Dah est du Benin, Jocelyn des Antilles. Ils sont noirs et forment une belle équipe qui participe aux combats de coqs clandestins. Alors qu'ils sont sur un gros coup, la mort va s'en mêler...
Voici un film qui ne laisse pas forcément indifférent ! « S’En fout La Mort », un long métrage de Claire Denis qui date de 1990, dans lequel nous allons retrouver un trio d’acteurs remarquables : Isaach de Bankole, dont on ne met pas suffisamment à mon goût la qualité internationale puisque nous pouvons le retrouver aux côtés de Forrest Whitaker dans la série « Godfather of Harlem » ou encore dans le casting de « Black panther », puis Alex Descas, que l’on a pu revoir dans « Chocolat » de Roschdy Zem en 2016, et puis Jean-Claude Brialy, l’acteur disparu en 2007 et qui avait brillé chez Claude Chabrol dans « Le Beau Serge » par exemple en 1958.
C’est également un film dans lequel la réalisatrice va parler de cette France que l’on ne voit pas, que l’on ne veut pas reconnaître comme existante, par peur de lui donner cette importance qu’elle mérite. Celle de l’immigration, de ces hommes, pleins d’espoirs qui sont venus chercher un idéal en France mais qui vont vite se rendre compte que cet Eldorado, n’est pas aussi accueillant que ne le chantait les chants des anciens. Il faudra se battre, faire des concessions et surtout vaincre les aprioris et les confrontations avec les hommes blancs que se sentent toujours supérieur et les hommes noirs que els autres considèrent comme inférieurs. Mais il y a également le rapport à la mort et dans lequel, la réalisatrice va ancrer les bases de son récit, pour mieux l’illustrer à travers les combats de coq et cette violence sanguinolente dont sont avides les parieurs.
Du coup le film « S’en Fout La Mort » de Claire Denis raisonne à nos esprits comme une remise en question, celle où nous sommes tous amenés à nous interroger sur les conditions de ces hommes, un Antillais et un Noir, dont l’un peut prétendre être plus proche de l’homme blanc que l’autre mais qui se retrouve vite confronté à la réalité : Sa peau sera toujours un obstacle, face à l’obscurantisme de certains blancs et à ce besoin de domination dont ils sont pourvus. Avec un sens de la mise en scène qui lui est propre, la réalisatrice, va beaucoup utiliser la caméra à l’épaule, pour mieux placer le spectateur au centre de l’action et ne jamais le lâcher. Elle va surtout éviter de filmer de manière trop frontale les combats de coq, mais va laisser apparaître, petit à petit les liens que va tisser Jocelyn avec son coq qu’il tient à protéger de la barbarie des autres. Et Claire Denis de filmer avec subtilité les changements qui vont s’opérer sur les deux hommes, associés dans ces paris clandestins tenus par le troisième, un blanc sans aucun scrupule qui va les manipuler et leur mettre la pression pour les tenir dans ses griffes.

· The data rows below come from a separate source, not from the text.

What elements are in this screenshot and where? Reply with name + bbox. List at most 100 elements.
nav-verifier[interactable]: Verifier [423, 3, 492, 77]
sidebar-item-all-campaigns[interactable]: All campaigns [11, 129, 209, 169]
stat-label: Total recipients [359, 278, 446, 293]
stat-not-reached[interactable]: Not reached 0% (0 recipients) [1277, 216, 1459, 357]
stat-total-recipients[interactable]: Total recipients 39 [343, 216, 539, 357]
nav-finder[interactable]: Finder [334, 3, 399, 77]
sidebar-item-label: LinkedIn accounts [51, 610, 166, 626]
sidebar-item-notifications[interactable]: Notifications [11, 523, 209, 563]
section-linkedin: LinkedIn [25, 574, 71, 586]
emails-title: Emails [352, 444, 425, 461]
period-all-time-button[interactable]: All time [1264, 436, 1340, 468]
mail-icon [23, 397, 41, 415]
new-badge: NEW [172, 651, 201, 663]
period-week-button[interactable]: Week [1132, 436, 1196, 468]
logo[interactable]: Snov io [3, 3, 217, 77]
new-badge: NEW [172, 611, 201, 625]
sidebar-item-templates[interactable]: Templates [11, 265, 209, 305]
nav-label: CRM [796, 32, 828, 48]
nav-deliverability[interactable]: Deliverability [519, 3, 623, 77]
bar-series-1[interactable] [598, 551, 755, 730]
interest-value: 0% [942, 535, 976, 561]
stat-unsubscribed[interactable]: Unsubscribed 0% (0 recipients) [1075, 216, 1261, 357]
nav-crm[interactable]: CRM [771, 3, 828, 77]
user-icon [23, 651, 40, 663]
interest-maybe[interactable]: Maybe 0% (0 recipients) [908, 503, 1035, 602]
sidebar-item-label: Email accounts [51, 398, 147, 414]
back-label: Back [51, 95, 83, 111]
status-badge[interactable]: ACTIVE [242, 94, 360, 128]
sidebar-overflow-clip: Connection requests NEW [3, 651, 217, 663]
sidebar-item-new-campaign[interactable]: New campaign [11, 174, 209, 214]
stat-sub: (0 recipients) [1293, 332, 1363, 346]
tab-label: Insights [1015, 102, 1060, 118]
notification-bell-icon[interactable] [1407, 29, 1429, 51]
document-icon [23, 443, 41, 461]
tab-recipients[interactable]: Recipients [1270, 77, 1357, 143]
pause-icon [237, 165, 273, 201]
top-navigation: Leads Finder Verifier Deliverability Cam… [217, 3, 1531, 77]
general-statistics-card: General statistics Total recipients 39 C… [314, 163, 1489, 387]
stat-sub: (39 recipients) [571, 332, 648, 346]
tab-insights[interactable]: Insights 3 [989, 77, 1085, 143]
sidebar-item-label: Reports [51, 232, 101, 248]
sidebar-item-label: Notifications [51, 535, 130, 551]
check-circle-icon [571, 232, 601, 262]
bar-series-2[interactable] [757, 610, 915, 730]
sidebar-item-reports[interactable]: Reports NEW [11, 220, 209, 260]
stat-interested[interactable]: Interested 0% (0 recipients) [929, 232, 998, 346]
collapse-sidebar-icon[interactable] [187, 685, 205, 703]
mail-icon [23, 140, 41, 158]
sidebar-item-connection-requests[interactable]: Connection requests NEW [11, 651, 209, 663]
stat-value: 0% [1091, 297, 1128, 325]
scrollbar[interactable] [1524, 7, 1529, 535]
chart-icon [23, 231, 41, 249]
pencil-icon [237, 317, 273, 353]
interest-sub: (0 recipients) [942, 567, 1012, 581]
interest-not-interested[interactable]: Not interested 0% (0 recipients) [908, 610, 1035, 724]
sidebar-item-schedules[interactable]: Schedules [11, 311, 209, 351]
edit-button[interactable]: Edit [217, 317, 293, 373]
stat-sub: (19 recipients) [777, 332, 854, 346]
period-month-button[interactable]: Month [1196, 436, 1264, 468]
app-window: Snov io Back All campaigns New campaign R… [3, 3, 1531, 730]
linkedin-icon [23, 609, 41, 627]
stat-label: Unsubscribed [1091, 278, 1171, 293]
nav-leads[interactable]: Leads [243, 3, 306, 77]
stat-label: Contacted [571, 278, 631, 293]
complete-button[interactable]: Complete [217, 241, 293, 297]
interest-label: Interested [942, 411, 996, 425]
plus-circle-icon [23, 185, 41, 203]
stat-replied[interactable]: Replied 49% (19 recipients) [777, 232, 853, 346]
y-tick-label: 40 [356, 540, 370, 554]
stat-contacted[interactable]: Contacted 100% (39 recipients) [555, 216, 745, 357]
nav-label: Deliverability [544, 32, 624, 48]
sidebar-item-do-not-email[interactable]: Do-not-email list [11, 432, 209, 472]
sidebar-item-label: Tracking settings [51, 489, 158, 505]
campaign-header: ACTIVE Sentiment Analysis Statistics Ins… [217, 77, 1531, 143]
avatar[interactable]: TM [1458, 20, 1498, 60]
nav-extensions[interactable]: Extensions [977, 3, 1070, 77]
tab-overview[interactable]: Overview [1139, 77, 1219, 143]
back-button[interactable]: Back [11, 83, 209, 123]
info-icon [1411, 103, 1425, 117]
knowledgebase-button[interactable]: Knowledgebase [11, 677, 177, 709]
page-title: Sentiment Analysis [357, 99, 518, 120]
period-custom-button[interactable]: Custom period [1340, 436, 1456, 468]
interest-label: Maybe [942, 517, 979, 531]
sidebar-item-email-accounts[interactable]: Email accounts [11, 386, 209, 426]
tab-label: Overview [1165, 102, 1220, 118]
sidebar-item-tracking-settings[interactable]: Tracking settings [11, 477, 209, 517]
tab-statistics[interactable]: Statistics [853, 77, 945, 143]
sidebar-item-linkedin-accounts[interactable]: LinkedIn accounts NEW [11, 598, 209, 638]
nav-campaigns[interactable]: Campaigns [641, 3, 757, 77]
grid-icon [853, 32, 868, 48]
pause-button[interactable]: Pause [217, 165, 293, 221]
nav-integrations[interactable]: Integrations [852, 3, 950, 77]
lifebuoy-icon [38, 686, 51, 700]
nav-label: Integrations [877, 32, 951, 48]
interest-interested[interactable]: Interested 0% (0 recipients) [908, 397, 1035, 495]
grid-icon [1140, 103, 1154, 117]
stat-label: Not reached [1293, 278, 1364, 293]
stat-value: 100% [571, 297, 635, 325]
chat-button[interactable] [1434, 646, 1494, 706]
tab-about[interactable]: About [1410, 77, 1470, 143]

Un film intelligemment écrit en collaboration avec Jean Pol Fargeau (Les salauds) et qui va chercher à aller au plus profond de la psyché humaine dans cette relation particulière à la couleur et à ce goût du sang qui semble galvaniser les foules au détriment de la détresses des uns qui rêvent de partir loin de tout ce fatras. La réalisatrice signe avec « S’en fout la mort » un film puissant, marquant, qui laisse le spectateur réfléchir à ces conditions d’hommes quels que soient les côtés de la barrière, mais qui ne peut laisser indifférent. A découvrir si cela n’a pas déjà été fait.